The partners believe that this will reduce the cost of manufacturing of each dose significantly. In addition, the optioned dendritic-cell production technologies developed at UPenn could result in a higher potency as well as reduced time to manufacture these vaccines, ImmunoCellular Therapeutics notes.
ICT-107 is a dendritic-cell based vaccine that works by activating a patient's immune system against specific tumor-associated antigens. This is accomplished by extracting dendritic cells from a patient, loading them with the antigens, and re-introducing them to the patient's body to trigger an immune response.

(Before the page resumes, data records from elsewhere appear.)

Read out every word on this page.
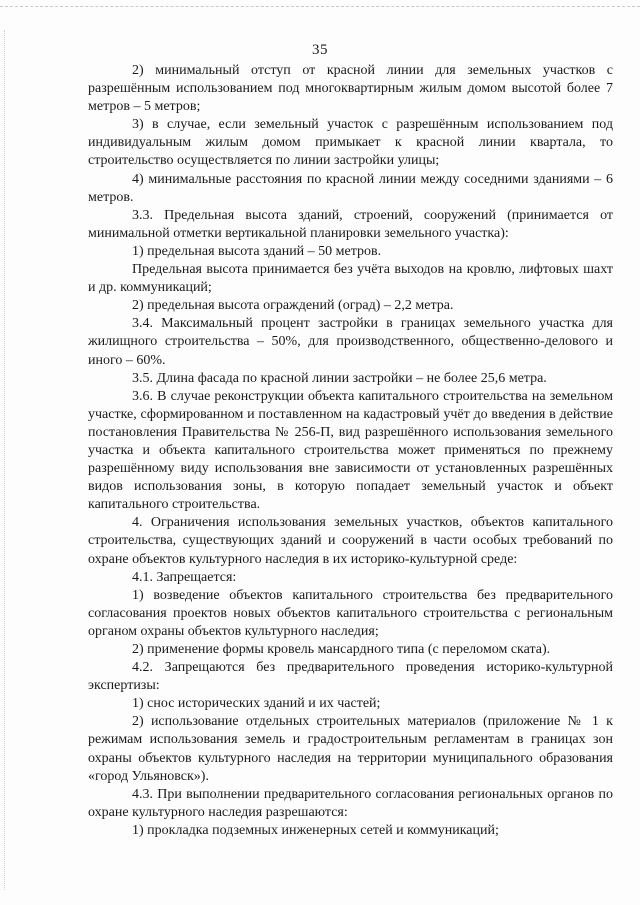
35

2) минимальный отступ от красной линии для земельных участков с разрешённым использованием под многоквартирным жилым домом высотой более 7 метров – 5 метров;

3) в случае, если земельный участок с разрешённым использованием под индивидуальным жилым домом примыкает к красной линии квартала, то строительство осуществляется по линии застройки улицы;

4) минимальные расстояния по красной линии между соседними зданиями – 6 метров.

3.3. Предельная высота зданий, строений, сооружений (принимается от минимальной отметки вертикальной планировки земельного участка):

1) предельная высота зданий – 50 метров.

Предельная высота принимается без учёта выходов на кровлю, лифтовых шахт и др. коммуникаций;

2) предельная высота ограждений (оград) – 2,2 метра.

3.4. Максимальный процент застройки в границах земельного участка для жилищного строительства – 50%, для производственного, общественно-делового и иного – 60%.

3.5. Длина фасада по красной линии застройки – не более 25,6 метра.

3.6. В случае реконструкции объекта капитального строительства на земельном участке, сформированном и поставленном на кадастровый учёт до введения в действие постановления Правительства № 256-П, вид разрешённого использования земельного участка и объекта капитального строительства может применяться по прежнему разрешённому виду использования вне зависимости от установленных разрешённых видов использования зоны, в которую попадает земельный участок и объект капитального строительства.

4. Ограничения использования земельных участков, объектов капитального строительства, существующих зданий и сооружений в части особых требований по охране объектов культурного наследия в их историко-культурной среде:

4.1. Запрещается:

1) возведение объектов капитального строительства без предварительного согласования проектов новых объектов капитального строительства с региональным органом охраны объектов культурного наследия;

2) применение формы кровель мансардного типа (с переломом ската).

4.2. Запрещаются без предварительного проведения историко-культурной экспертизы:

1) снос исторических зданий и их частей;

2) использование отдельных строительных материалов (приложение № 1 к режимам использования земель и градостроительным регламентам в границах зон охраны объектов культурного наследия на территории муниципального образования «город Ульяновск»).

4.3. При выполнении предварительного согласования региональных органов по охране культурного наследия разрешаются:

1) прокладка подземных инженерных сетей и коммуникаций;
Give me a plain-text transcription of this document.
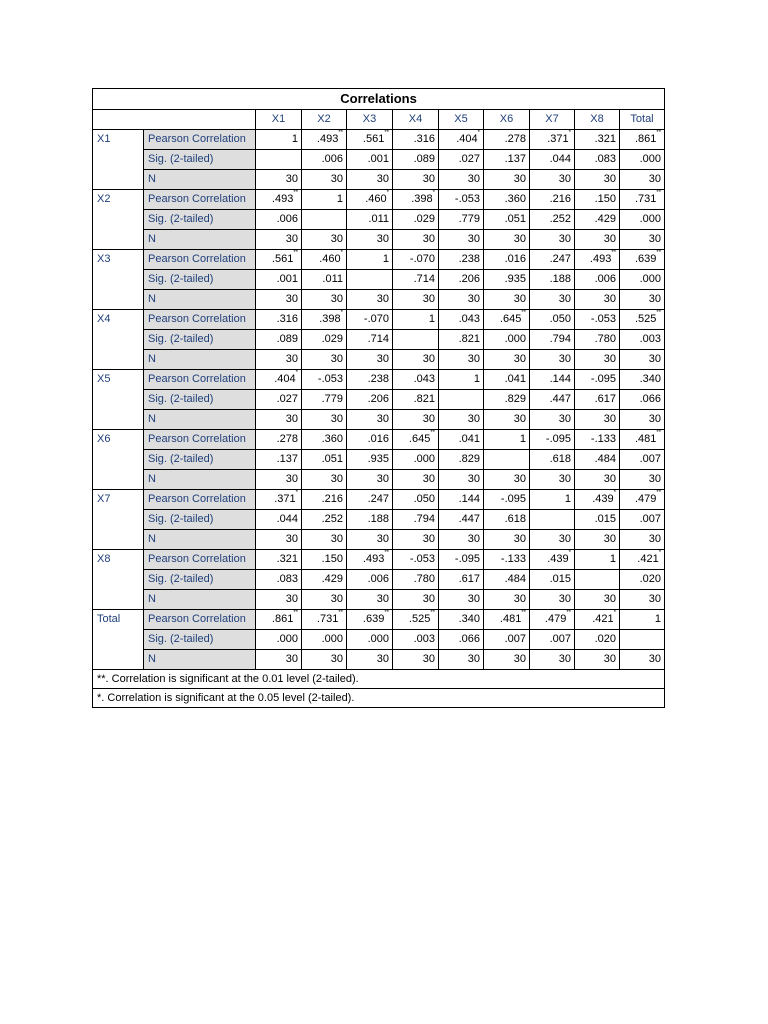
Correlations										
		X1	X2	X3	X4	X5	X6	X7	X8	Total
X1	Pearson Correlation	1	.493**	.561**	.316	.404*	.278	.371*	.321	.861**
	Sig. (2-tailed)		.006	.001	.089	.027	.137	.044	.083	.000
	N	30	30	30	30	30	30	30	30	30
X2	Pearson Correlation	.493**	1	.460*	.398*	-.053	.360	.216	.150	.731**
	Sig. (2-tailed)	.006		.011	.029	.779	.051	.252	.429	.000
	N	30	30	30	30	30	30	30	30	30
X3	Pearson Correlation	.561**	.460*	1	-.070	.238	.016	.247	.493**	.639**
	Sig. (2-tailed)	.001	.011		.714	.206	.935	.188	.006	.000
	N	30	30	30	30	30	30	30	30	30
X4	Pearson Correlation	.316	.398*	-.070	1	.043	.645**	.050	-.053	.525**
	Sig. (2-tailed)	.089	.029	.714		.821	.000	.794	.780	.003
	N	30	30	30	30	30	30	30	30	30
X5	Pearson Correlation	.404*	-.053	.238	.043	1	.041	.144	-.095	.340
	Sig. (2-tailed)	.027	.779	.206	.821		.829	.447	.617	.066
	N	30	30	30	30	30	30	30	30	30
X6	Pearson Correlation	.278	.360	.016	.645**	.041	1	-.095	-.133	.481**
	Sig. (2-tailed)	.137	.051	.935	.000	.829		.618	.484	.007
	N	30	30	30	30	30	30	30	30	30
X7	Pearson Correlation	.371*	.216	.247	.050	.144	-.095	1	.439*	.479**
	Sig. (2-tailed)	.044	.252	.188	.794	.447	.618		.015	.007
	N	30	30	30	30	30	30	30	30	30
X8	Pearson Correlation	.321	.150	.493**	-.053	-.095	-.133	.439*	1	.421*
	Sig. (2-tailed)	.083	.429	.006	.780	.617	.484	.015		.020
	N	30	30	30	30	30	30	30	30	30
Total	Pearson Correlation	.861**	.731**	.639**	.525**	.340	.481**	.479**	.421*	1
	Sig. (2-tailed)	.000	.000	.000	.003	.066	.007	.007	.020	
	N	30	30	30	30	30	30	30	30	30
**. Correlation is significant at the 0.01 level (2-tailed).										
*. Correlation is significant at the 0.05 level (2-tailed).										
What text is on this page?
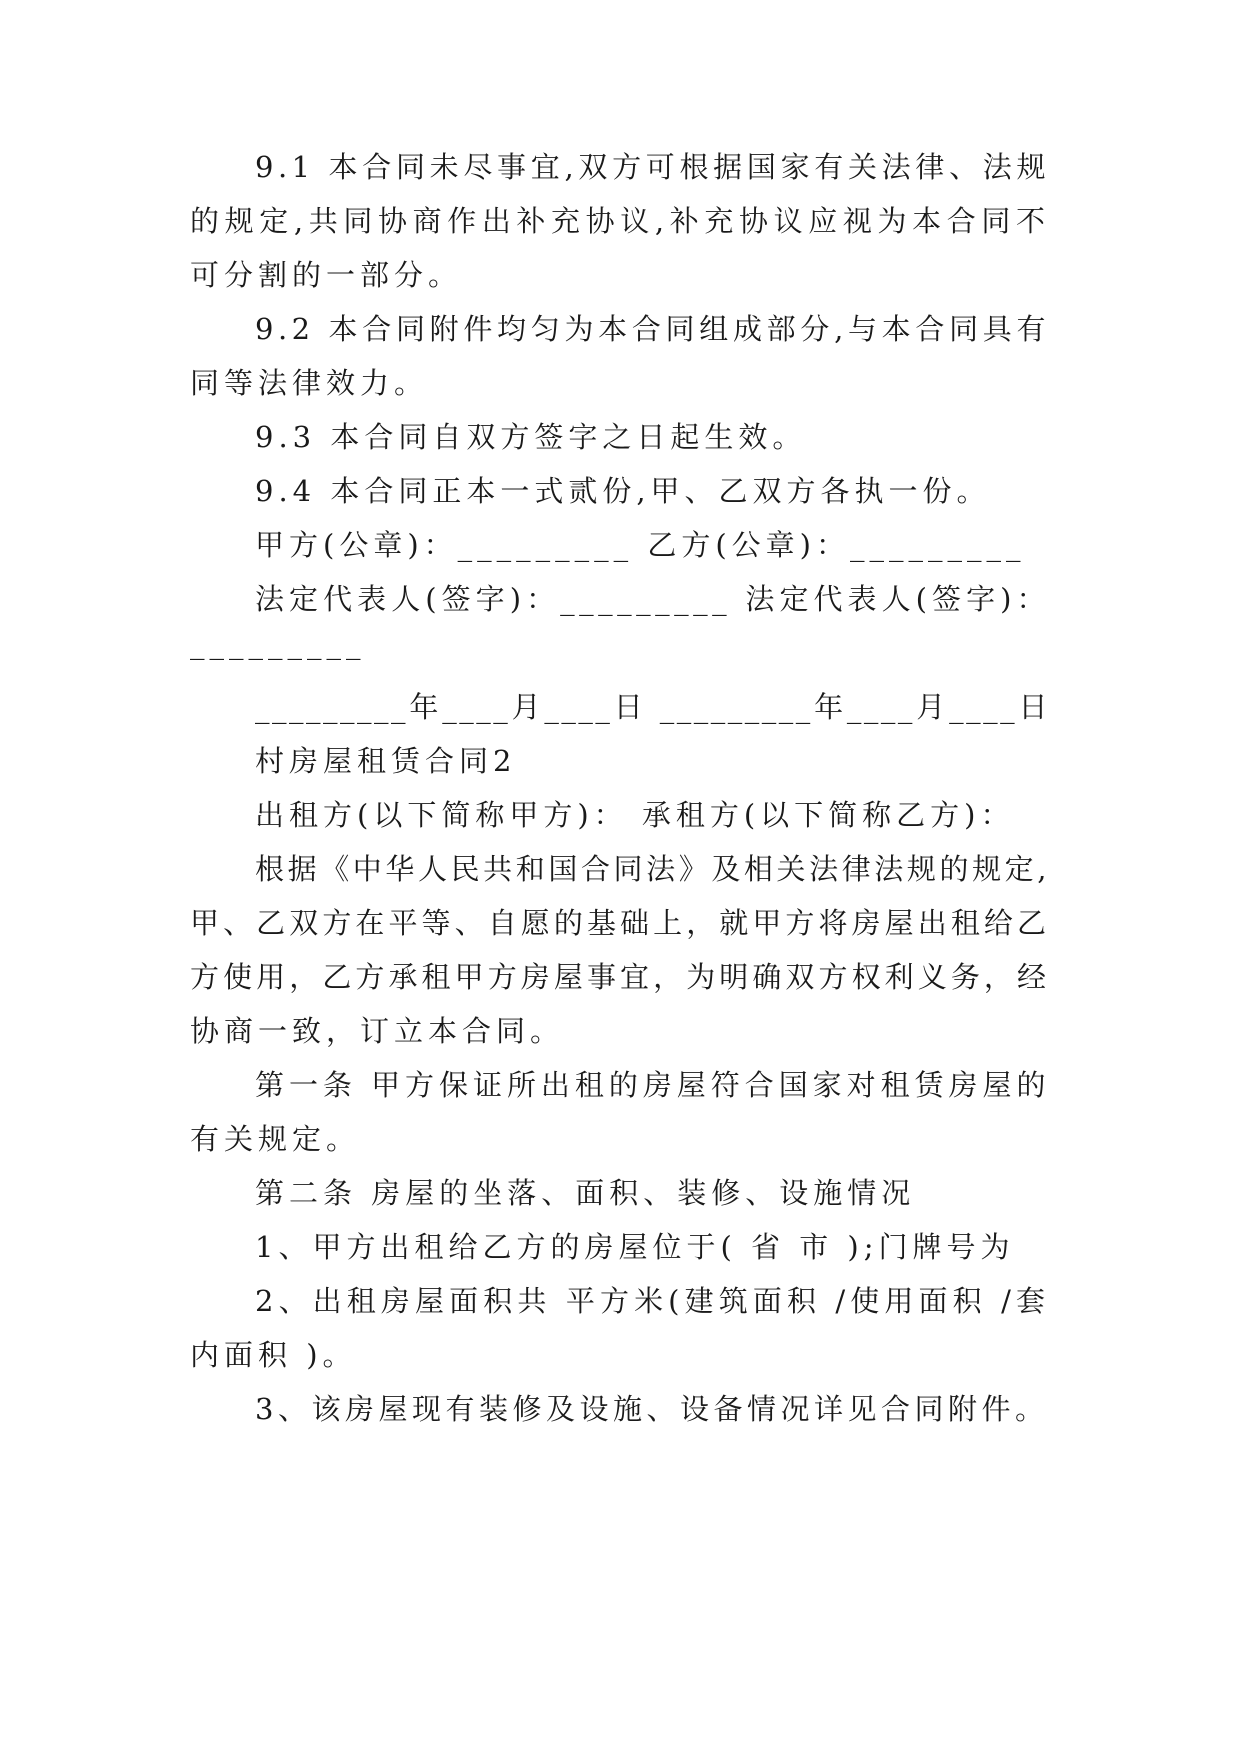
9.1 本合同未尽事宜,双方可根据国家有关法律、法规
的规定,共同协商作出补充协议,补充协议应视为本合同不
可分割的一部分。
9.2 本合同附件均匀为本合同组成部分,与本合同具有
同等法律效力。
9.3 本合同自双方签字之日起生效。
9.4 本合同正本一式贰份,甲、乙双方各执一份。
甲方(公章)：_________ 乙方(公章)：_________
法定代表人(签字)：_________ 法定代表人(签字)：
_________
_________年____月____日 _________年____月____日
村房屋租赁合同2
出租方(以下简称甲方)： 承租方(以下简称乙方)：
根据《中华人民共和国合同法》及相关法律法规的规定,
甲、乙双方在平等、自愿的基础上，就甲方将房屋出租给乙
方使用，乙方承租甲方房屋事宜，为明确双方权利义务，经
协商一致，订立本合同。
第一条 甲方保证所出租的房屋符合国家对租赁房屋的
有关规定。
第二条 房屋的坐落、面积、装修、设施情况
1、甲方出租给乙方的房屋位于( 省 市 );门牌号为
2、出租房屋面积共 平方米(建筑面积 /使用面积 /套
内面积 )。
3、该房屋现有装修及设施、设备情况详见合同附件。
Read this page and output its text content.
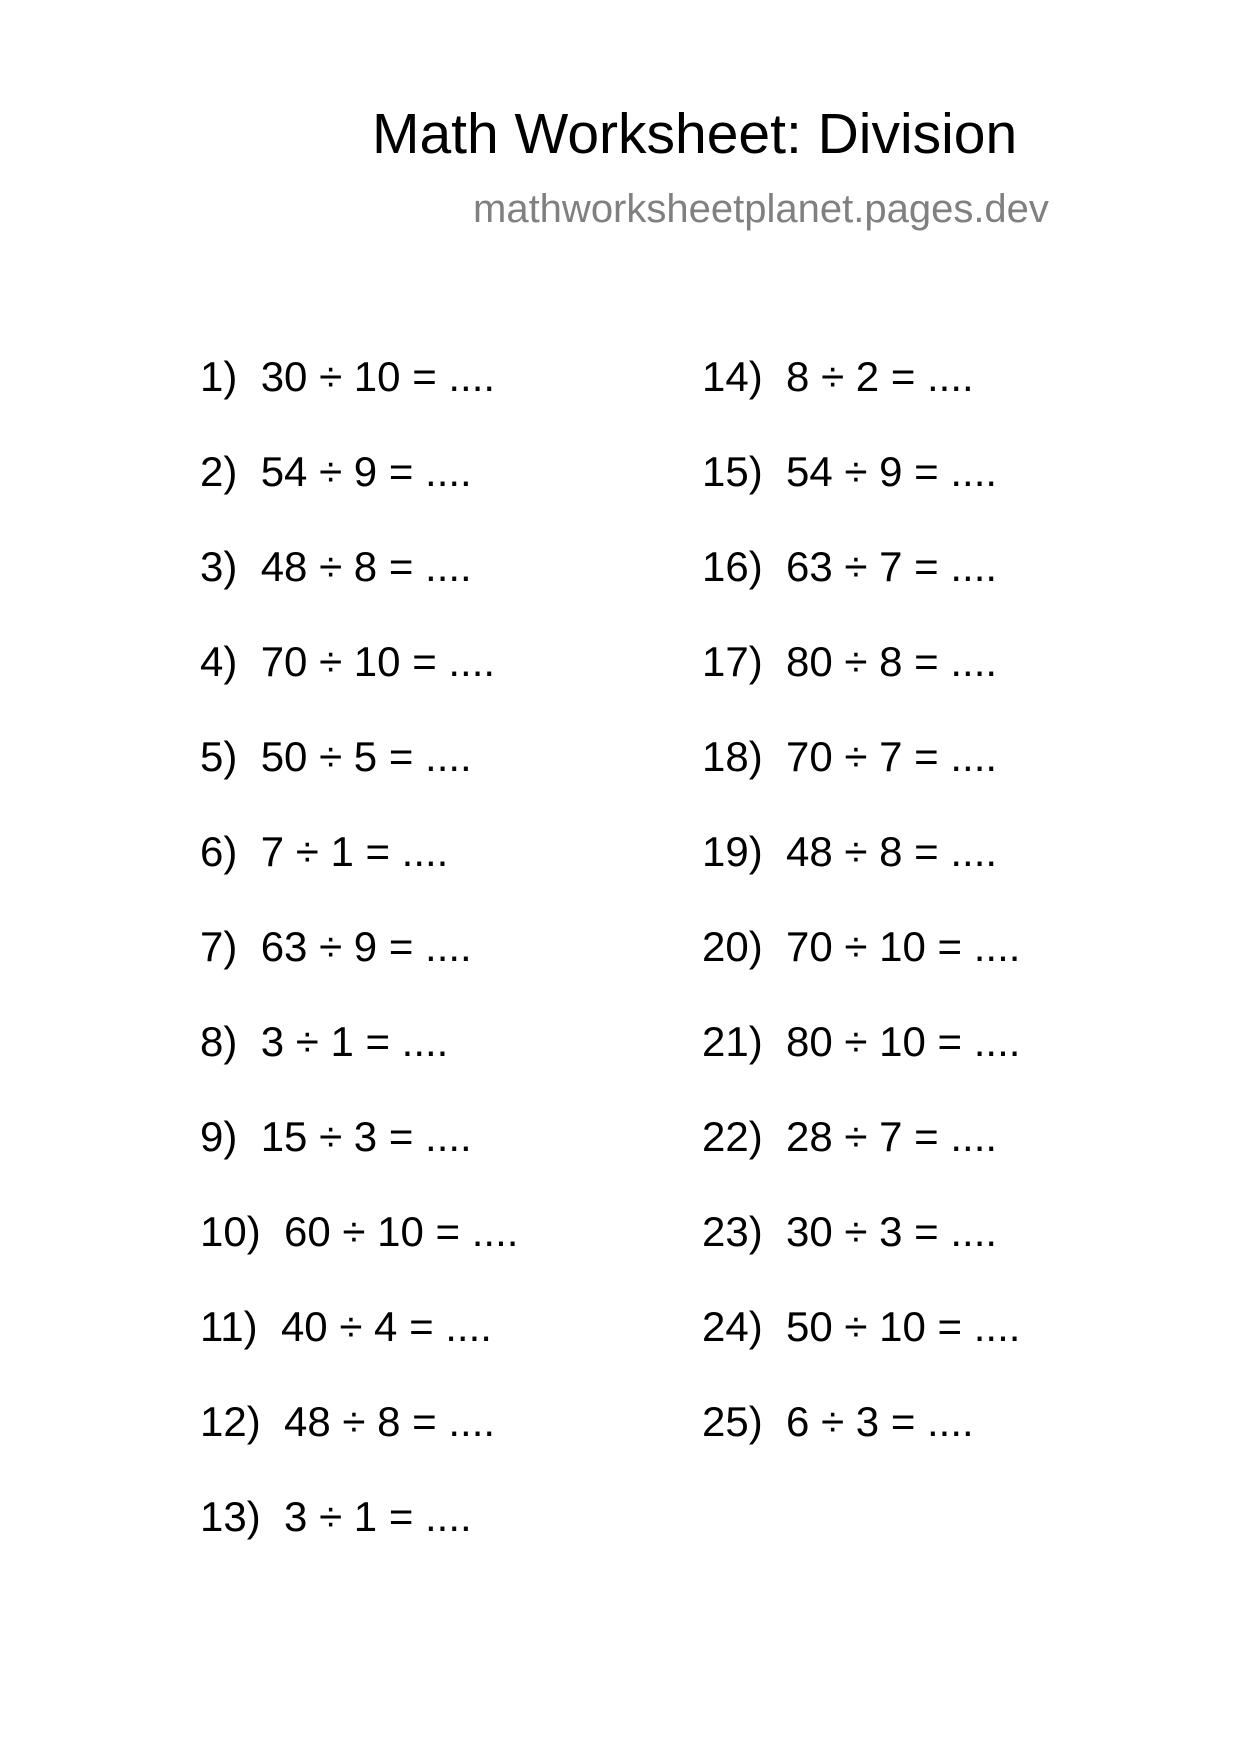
Math Worksheet: Division
mathworksheetplanet.pages.dev
1) 30 ÷ 10 = ....
2) 54 ÷ 9 = ....
3) 48 ÷ 8 = ....
4) 70 ÷ 10 = ....
5) 50 ÷ 5 = ....
6) 7 ÷ 1 = ....
7) 63 ÷ 9 = ....
8) 3 ÷ 1 = ....
9) 15 ÷ 3 = ....
10) 60 ÷ 10 = ....
11) 40 ÷ 4 = ....
12) 48 ÷ 8 = ....
13) 3 ÷ 1 = ....
14) 8 ÷ 2 = ....
15) 54 ÷ 9 = ....
16) 63 ÷ 7 = ....
17) 80 ÷ 8 = ....
18) 70 ÷ 7 = ....
19) 48 ÷ 8 = ....
20) 70 ÷ 10 = ....
21) 80 ÷ 10 = ....
22) 28 ÷ 7 = ....
23) 30 ÷ 3 = ....
24) 50 ÷ 10 = ....
25) 6 ÷ 3 = ....
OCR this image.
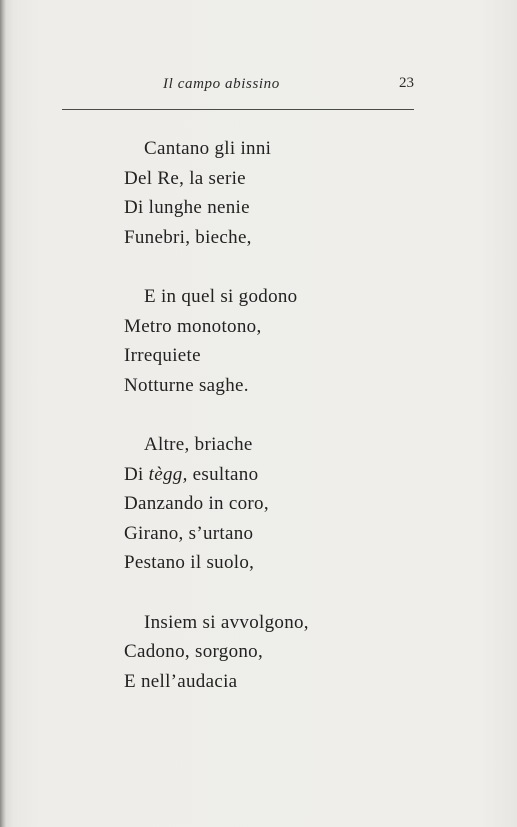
Il campo abissino	23
Cantano gli inni
Del Re, la serie
Di lunghe nenie
Funebri, bieche,
E in quel si godono
Metro monotono,
Irrequiete
Notturne saghe.
Altre, briache
Di tègg, esultano
Danzando in coro,
Girano, s’urtano
Pestano il suolo,
Insiem si avvolgono,
Cadono, sorgono,
E nell’audacia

The Phase I study of ICT-107 in GBM was conducted in newly diagnosed patients. Those who received the vaccine demonstrated a median progression-free survival (PFS) of 17.7 months after surgery, while the historical median PFS is 6.9 months. Seven of the 16 patients (43.75%) who participated in the study continue to live with no disease progression with an average time of over 2 years; historical data puts disease-free survival at less than 15%.
The six tumor-associated antigens used in ICT-107 are AIM2, Her-2/neu, gp-100, MAGE-1, TRP-2, and IL13Ra2. These antigens are highly expressed in GBM as well as a number of other types of cancer, including breast, ovarian, colon, and melanoma. In addition, three of these antigens are highly expressed on cancer stem cells. ICT-107 may, therefore, be potentially applicable to multiple cancer types and may target both the bulk of the tumor as well as cancer stem cells, ImmunoCellular Therapeutics reports.
The company also has another immunotherapy called ICT-121. It reportedly targets cancer stem cells and is being tested in GBM and other cancer indications. ICT-121 is targeted to enter clinical trials for GBM during the second half of this year.
Additionally, the company has entered into a research and license option deal with Roche for one of its mAb candidates for the diagnosis and treatment of ovarian cancer and multiple myeloma, which provides for potential licensing and milestone payments of $32 million. In total the company has three mAbs in preclinical development against various types of cancer and one in development specifically as a diagnostic/prognostic tool.